Junge Ärztinnen und Medizinstudentinnen fühlen sich in der Schwangerschaft häufig unter Druck und bekommen wenig Unterstützung durch ihren Arbeitgeber. Das ist eines der Ergebnisse der bundesweit größten Umfrage unter schwangeren Ärztinnen und Medizinstudentinnen mit rund 4.800 Teilnehmerinnen. Aufgerufen zur Teilnahme waren angestellte und angehende Ärztinnen, die in der Zeit seit 1. Januar 2016 schwanger waren.

Die Online-Befragung im November und Dezember 2022 wurde von einem Netzwerk ärztlicher Organisationen, die sich für eine praxisorientierte Umsetzung des Mutterschutzes einsetzen, durchgeführt. Zu der gemeinsamen Initiative gehören der Marburger Bund (MB), der Deutsche Ärztinnenbund (DÄB), die Initiative Operieren in der Schwangerschaft (OpidS), die Deutsche Gesellschaft für Orthopädie und Unfallchirurgie (DGOU), der Verband der Chirurginnen (Die Chirurginnen e. V.) und der Verband leitender Krankenhausärztinnen und -ärzte (vlk).

Tätigkeitsverbote befürchtet

Etwa die Hälfte der befragten Ärztinnen hatte Bedenken, ihre Schwangerschaft dem Arbeitgeber zu melden.

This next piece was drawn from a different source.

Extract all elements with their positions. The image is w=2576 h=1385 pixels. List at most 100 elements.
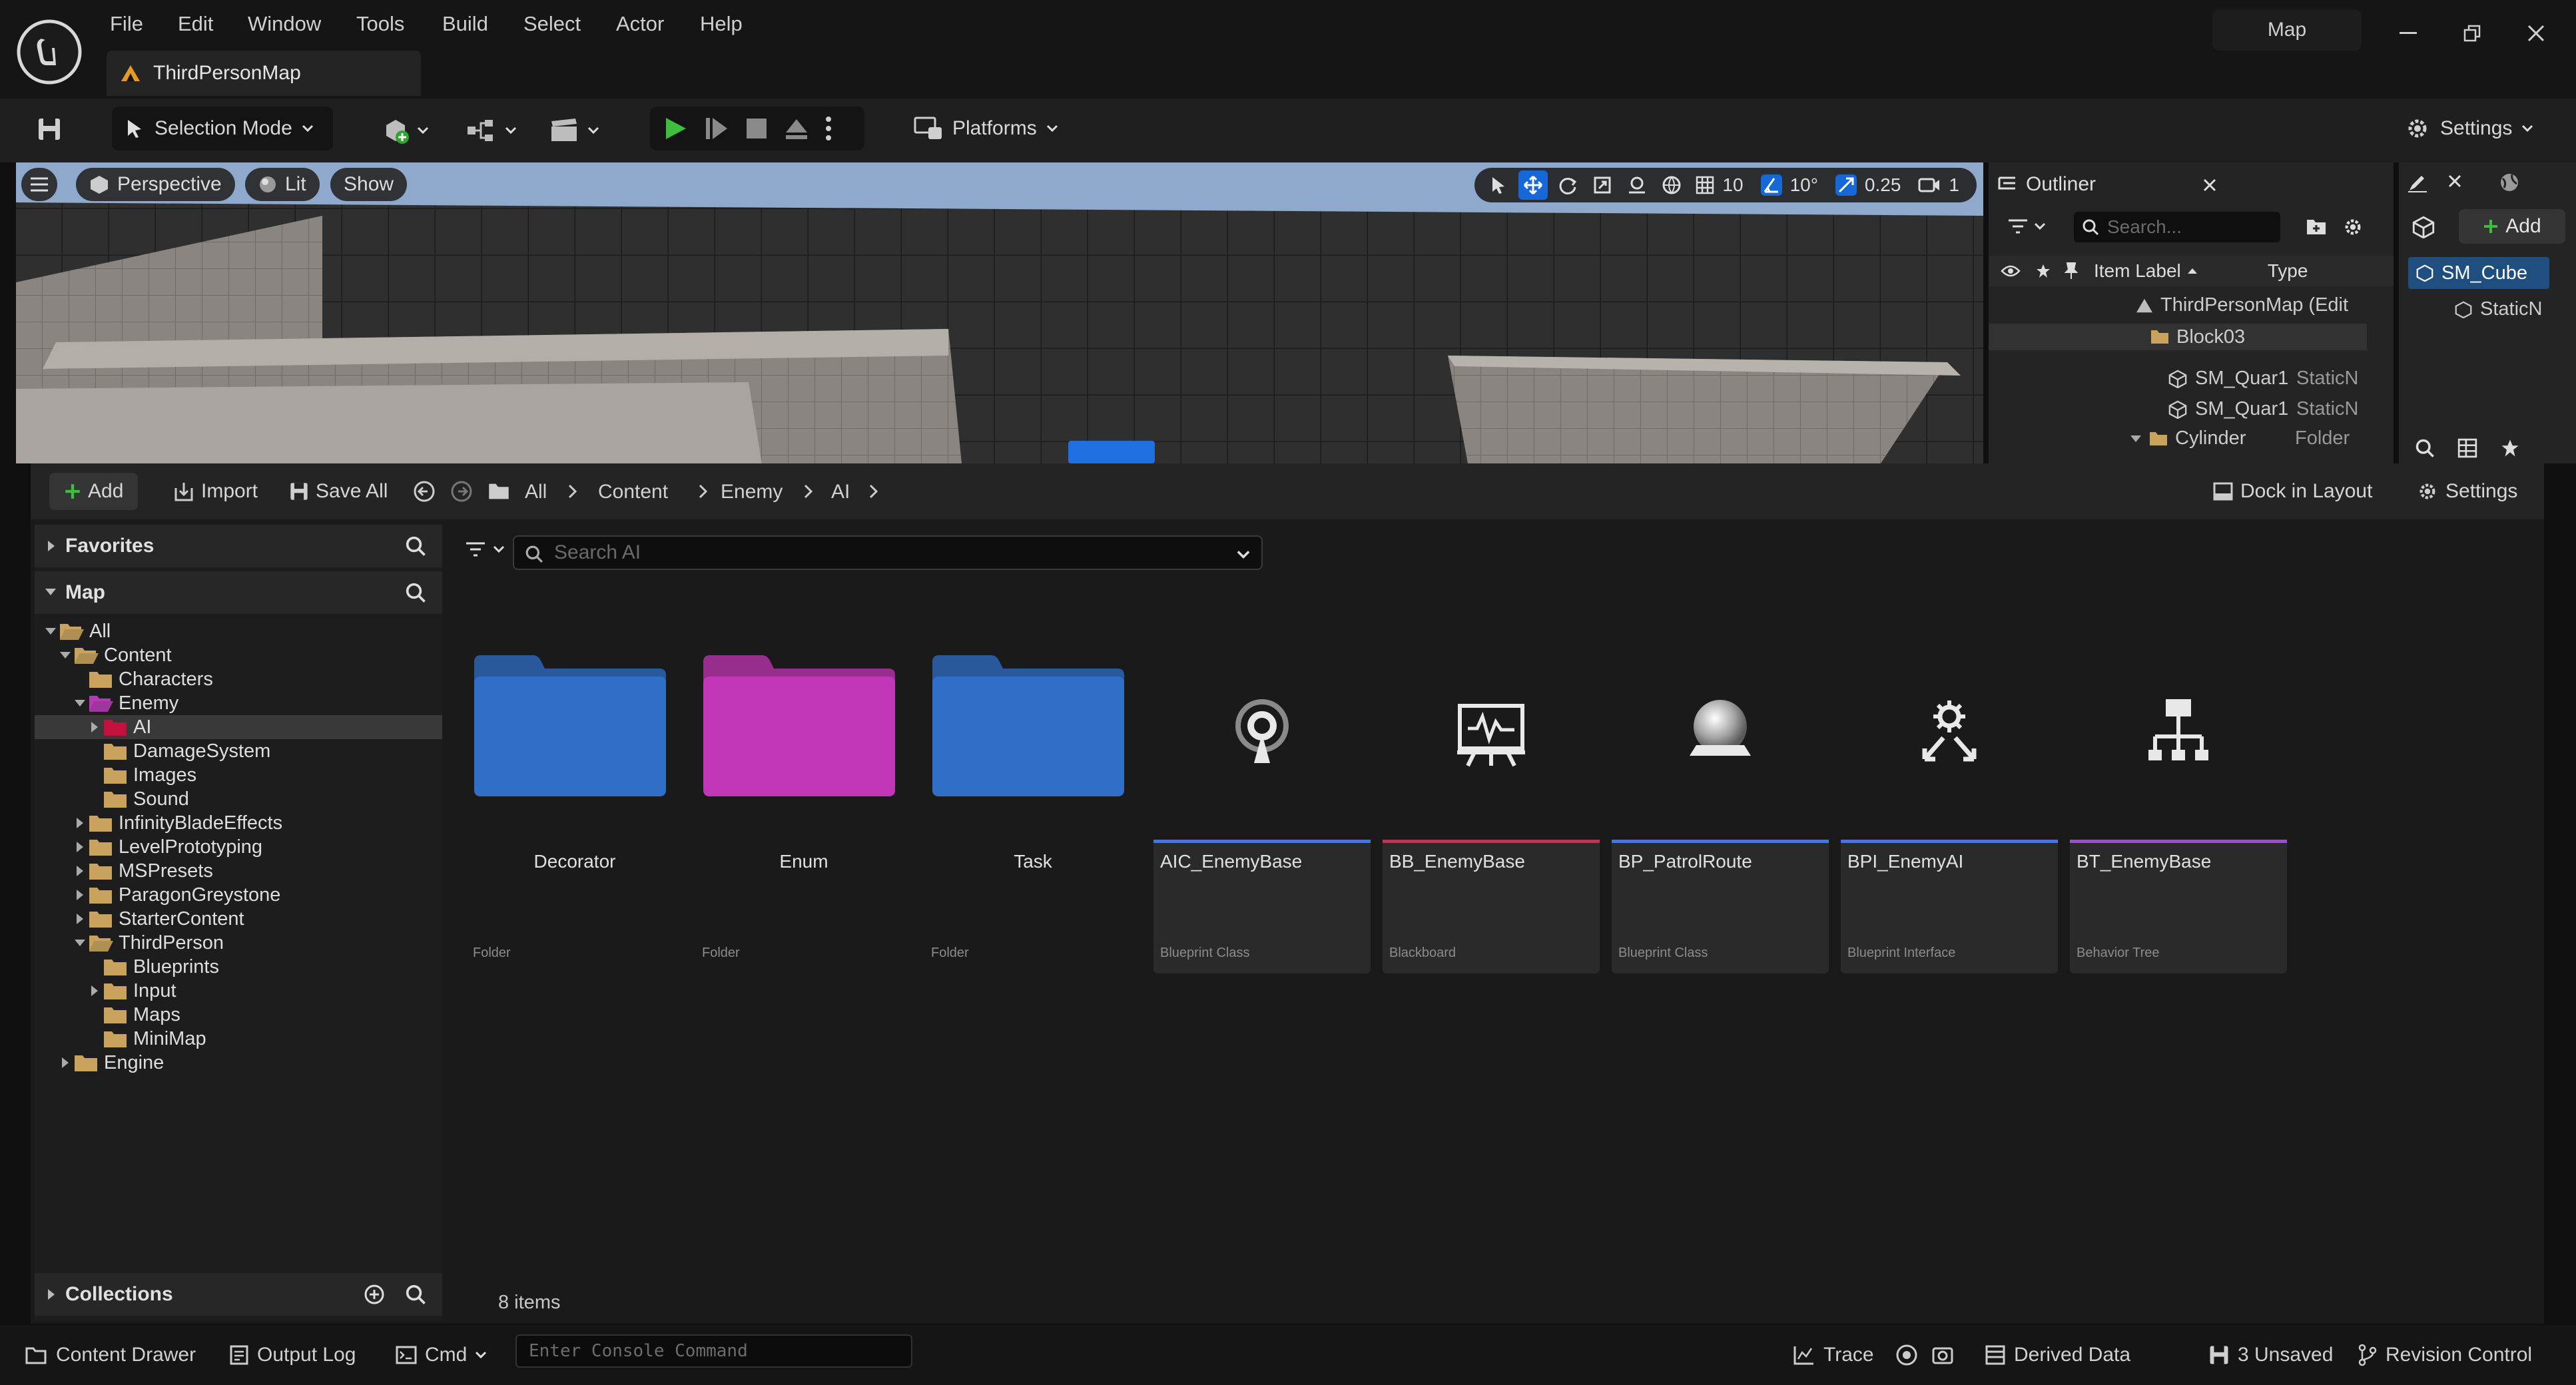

Gründe dafür sind vor allem die Sorge, Einschränkungen bei der Weiterbildung zur Fachärztin hinnehmen zu müssen, ein Verbot von Operationen oder sonstige Tätigkeitsverbote. Viele Ärztinnen möchten in der Schwangerschaft weiterarbeiten, werden aber daran gehindert. Zu den meisten Beschäftigungsverboten kam es in der Zeit der Corona-Pandemie zwischen 2020 und 2022. Knapp die Hälfte der Teilnehmerinnen erhielt vom Arbeitgeber ein betriebliches Beschäftigungsverbot, bei mehr als einem Drittel kam es zu Tätigkeitseinschränkungen.

„Corona wird uns weiter begleiten. Der aktuelle Wissensstand in der Pandemie muss stets in die individuelle Gefährdungsbeurteilung einfließen. Aktuell finden Sie kaum einen sichereren Arbeitsplatz als den einer Chirurgin im OP“, sagte Dr. Maya Niethard, Projektleiterin der Initiative Operieren in der Schwangerschaft (OPidS).

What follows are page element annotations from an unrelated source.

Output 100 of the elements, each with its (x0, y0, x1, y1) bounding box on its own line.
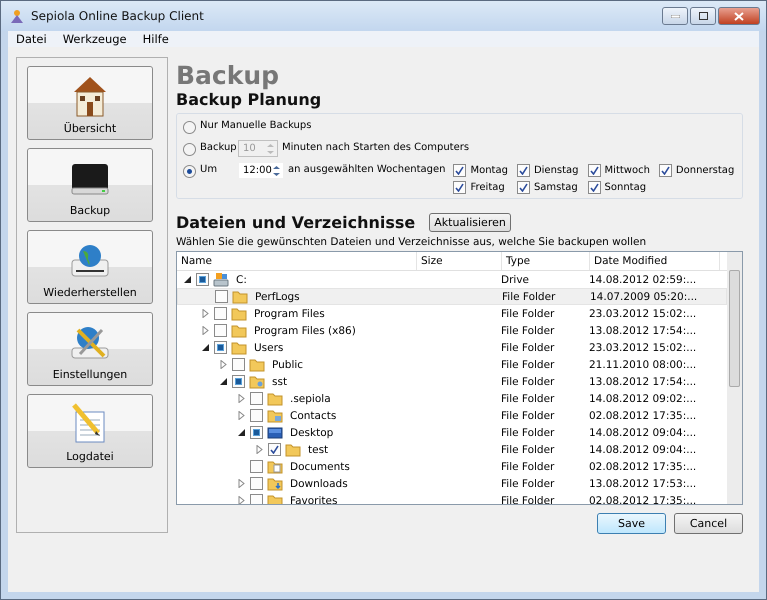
tree-row[interactable]: Downloads File Folder 13.08.2012 17:53:... (177, 475, 727, 492)
tree-row[interactable]: Desktop File Folder 14.08.2012 09:04:... (177, 424, 727, 441)
file-name: test (308, 444, 328, 456)
minimize-button[interactable] (662, 7, 688, 25)
table-cell-text: File Folder (500, 342, 556, 354)
radio-button[interactable] (183, 121, 196, 134)
spin-arrows-icon (272, 164, 281, 178)
cancel-button[interactable]: Cancel (674, 513, 743, 534)
tree-row[interactable]: PerfLogs File Folder 14.07.2009 05:20:... (177, 288, 727, 305)
radio-label: Nur Manuelle Backups (200, 120, 312, 131)
checkbox[interactable] (516, 181, 530, 194)
drive-icon (213, 272, 229, 288)
window-title: Sepiola Online Backup Client (31, 9, 205, 23)
nav-button[interactable]: Logdatei (27, 394, 153, 468)
tree-row[interactable]: Documents File Folder 02.08.2012 17:35:... (177, 458, 727, 475)
table-cell-text: 14.08.2012 02:59:... (588, 274, 698, 286)
file-name: Documents (290, 460, 350, 472)
table-cell-text: File Folder (500, 426, 556, 438)
table-cell-text: 02.08.2012 17:35:... (588, 410, 698, 422)
table-cell-text: File Folder (500, 410, 556, 422)
checkbox[interactable] (250, 460, 263, 473)
save-button[interactable]: Save (597, 513, 666, 534)
folder-icon (231, 340, 247, 356)
collapsed-triangle-icon[interactable] (201, 309, 210, 318)
checkbox[interactable] (232, 375, 245, 388)
close-button[interactable] (718, 7, 760, 25)
table-cell-text: 14.08.2012 09:04:... (588, 444, 698, 456)
checkbox[interactable] (196, 273, 209, 286)
checkbox[interactable] (250, 426, 263, 439)
tree-row[interactable]: Contacts File Folder 02.08.2012 17:35:... (177, 407, 727, 424)
table-cell-text: 13.08.2012 17:53:... (588, 478, 698, 490)
collapsed-triangle-icon[interactable] (237, 411, 246, 420)
refresh-button[interactable]: Aktualisieren (429, 213, 511, 232)
radio-button[interactable] (183, 143, 196, 156)
tree-row[interactable]: Program Files File Folder 23.03.2012 15:02:... (177, 305, 727, 322)
tree-row[interactable]: .sepiola File Folder 14.08.2012 09:02:... (177, 390, 727, 407)
nav-button[interactable]: Backup (27, 148, 153, 222)
collapsed-triangle-icon[interactable] (255, 445, 264, 454)
maximize-button[interactable] (690, 7, 716, 25)
checkbox[interactable] (453, 181, 466, 194)
tree-row[interactable]: C: Drive 14.08.2012 02:59:... (177, 271, 727, 288)
checkbox[interactable] (588, 164, 601, 177)
checkbox[interactable] (232, 358, 245, 371)
table-cell-text: 14.08.2012 09:02:... (588, 392, 698, 404)
checkbox[interactable] (250, 477, 263, 490)
menu-item[interactable]: Werkzeuge (54, 32, 135, 46)
file-name: Users (254, 342, 284, 354)
checkbox[interactable] (588, 181, 601, 194)
tree-row[interactable]: sst File Folder 13.08.2012 17:54:... (177, 373, 727, 390)
table-cell-text: 02.08.2012 17:35:... (588, 460, 698, 472)
tree-row[interactable]: Program Files (x86) File Folder 13.08.2012 17:54:... (177, 322, 727, 339)
folder-icon (249, 356, 265, 372)
column-header[interactable]: Name (177, 252, 417, 270)
checkbox[interactable] (250, 409, 263, 422)
tree-row[interactable]: Users File Folder 23.03.2012 15:02:... (177, 339, 727, 356)
nav-button[interactable]: Einstellungen (27, 312, 153, 386)
menu-item[interactable]: Datei (8, 32, 55, 46)
collapsed-triangle-icon[interactable] (237, 394, 246, 403)
option-text: an ausgewählten Wochentagen (288, 164, 446, 175)
expanded-triangle-icon[interactable] (219, 377, 228, 386)
collapsed-triangle-icon[interactable] (237, 496, 246, 504)
spin-field[interactable]: 12:00 (238, 162, 284, 179)
checkbox[interactable] (214, 341, 227, 354)
nav-button[interactable]: Wiederherstellen (27, 230, 153, 304)
tree-row[interactable]: test File Folder 14.08.2012 09:04:... (177, 441, 727, 458)
tree-row[interactable]: Public File Folder 21.11.2010 08:00:... (177, 356, 727, 373)
checkbox[interactable] (658, 164, 672, 177)
checkbox[interactable] (516, 164, 530, 177)
checkbox[interactable] (250, 392, 263, 405)
checkbox[interactable] (250, 494, 263, 504)
checkbox[interactable] (214, 324, 227, 337)
desktop-icon (267, 424, 283, 440)
menu-item[interactable]: Hilfe (134, 32, 177, 46)
folder-icon (267, 458, 283, 474)
column-header[interactable]: Date Modified (590, 252, 720, 270)
nav-button[interactable]: Übersicht (27, 66, 153, 140)
tree-row[interactable]: Favorites File Folder 02.08.2012 17:35:... (177, 492, 727, 504)
column-header[interactable]: Size (417, 252, 502, 270)
table-cell-text: File Folder (500, 478, 556, 490)
scrollbar[interactable] (727, 252, 742, 504)
app-icon (9, 8, 25, 24)
file-name: Favorites (290, 494, 338, 504)
folder-icon (249, 374, 265, 390)
expanded-triangle-icon[interactable] (237, 428, 246, 437)
table-cell-text: File Folder (501, 290, 556, 302)
column-header[interactable]: Type (502, 252, 590, 270)
checkbox[interactable] (453, 164, 466, 177)
table-cell-text: 13.08.2012 17:54:... (588, 324, 698, 336)
checkbox[interactable] (215, 290, 228, 303)
checkbox[interactable] (268, 443, 281, 456)
radio-button[interactable] (183, 165, 196, 178)
file-name: Desktop (290, 426, 334, 438)
file-name: Program Files (254, 308, 325, 320)
checkbox[interactable] (214, 307, 227, 320)
collapsed-triangle-icon[interactable] (219, 360, 228, 369)
collapsed-triangle-icon[interactable] (201, 326, 210, 335)
close-icon (734, 12, 744, 20)
expanded-triangle-icon[interactable] (201, 343, 210, 352)
collapsed-triangle-icon[interactable] (237, 479, 246, 488)
expanded-triangle-icon[interactable] (183, 275, 192, 284)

Gefährdungsbeurteilungen zu selten und ungenau

Die Arbeitgeber kommen jedoch häufig ihrer Verpflichtung aus dem Mutterschutzgesetz nicht nach, für jede Tätigkeit die Gefährdungen zu beurteilen. Bei 40 Prozent der befragten schwangeren Ärztinnen fanden allgemeine Gefährdungsbeurteilungen nicht statt. Schwangere Ärztinnen müssen dann häufig ihre bisherige Tätigkeit trotz Gefährdung ausführen oder sich in letzter Konsequenz um ein ärztliches Beschäftigungsverbot bemühen, weil sie sich den Belastungen nicht gewachsen fühlen.

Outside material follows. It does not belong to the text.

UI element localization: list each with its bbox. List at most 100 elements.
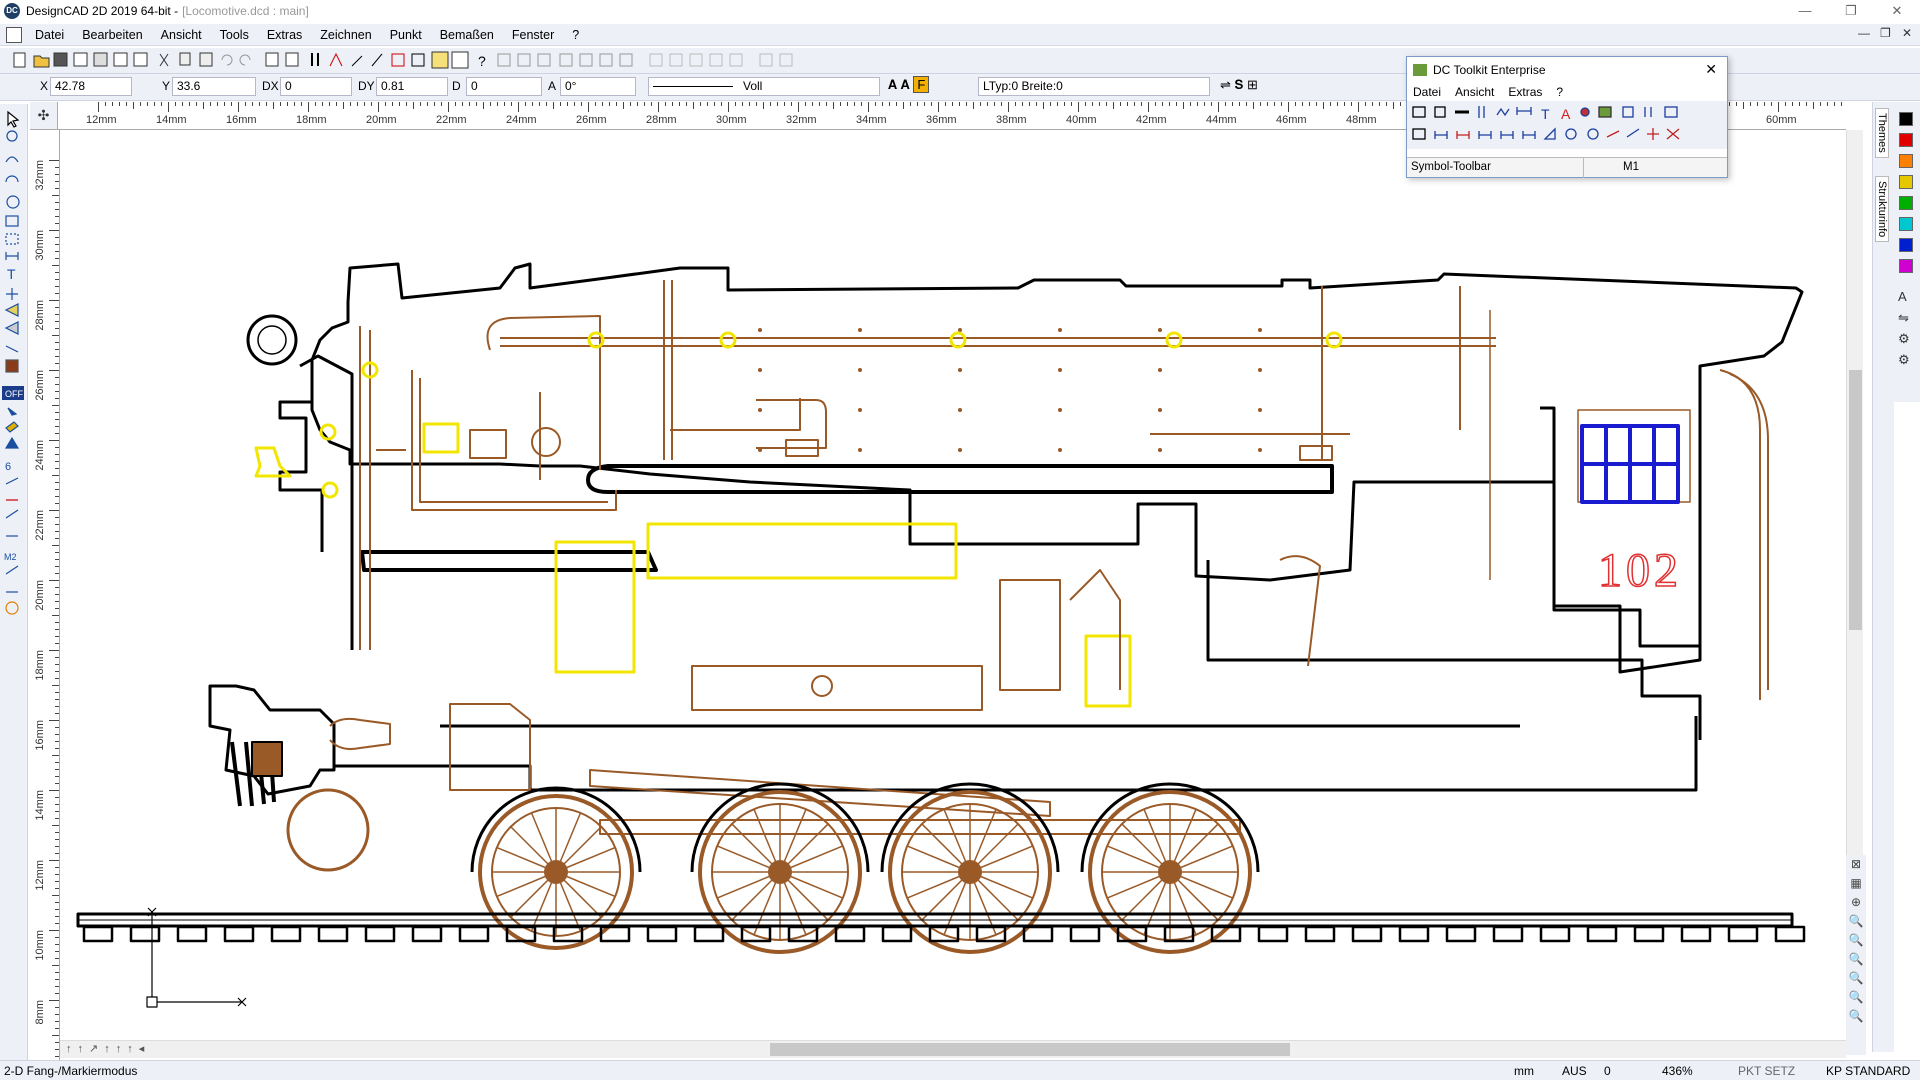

Dass es auch anders geht, zeigt dieser „Freitext“-Kommentar einer Ärztin: „In unserer Abteilung wurde viel Wert auf die Mitbestimmung der Schwangeren gelegt. Wer operieren wollte, durfte dies auch unter Schutzmaßnahmen. Wenn dies nicht gewünscht war, wurde auch dies vollkommen akzeptiert.“

Wenn es zu Gefährdungsbeurteilungen kam, dann leitete sich daraus in den zurückliegenden zwei Jahren der Pandemie in etwa der Hälfte der Fälle ein betriebliches Beschäftigungsverbot ab und in einem Drittel eine Einschränkung der ärztlichen Tätigkeit (etwa keine OPs).

„Oftmals machen sich die Arbeitgeber nicht die Mühe, genauer zu ermitteln, wie und in welchem Umfang eine Weiterarbeit während der Schwangerschaft möglich sein kann. Stattdessen werden Kolleginnen, die arbeiten wollen, Steine in den Weg gelegt. Das ist inakzeptabel. So wird unnötig ärztliche Arbeitskraft verschwendet – zum Nachteil für die Kolleginnen und die Gesundheitsversorgung insgesamt“, kritisierte Dr. Susanne Johna, 1. Vorsitzende des Marburger Bundes.

Auf Tätigkeitseinschränkungen folgt Karriereknick

Mehr als die Hälfte der Ärztinnen, die in den Jahren 2016 bis 2019 schwanger waren, gaben an, durch Schwangerschaft und Tätigkeitseinschränkungen in ihrer weiteren Karriere behindert worden zu sein.

„Sowohl dem Beschäftigungsverbot als auch der Umstrukturierung des Arbeitsplatzes in eine andere, nicht der jeweiligen Weiterbildungsordnung unterliegende Tätigkeit folgt ein Karriereknick, weil die Facharztprüfung nach hinten verschoben werden muss. Folgen sind die spätere Option für oberärztliche oder chefärztliche Stellen oder die spätere Option sich niederzulassen“, beschrieb die Präsidentin des Deutschen Ärztinnenbundes, Dr. Christiane Groß, die Auswirkungen für viele junge Ärztinnen.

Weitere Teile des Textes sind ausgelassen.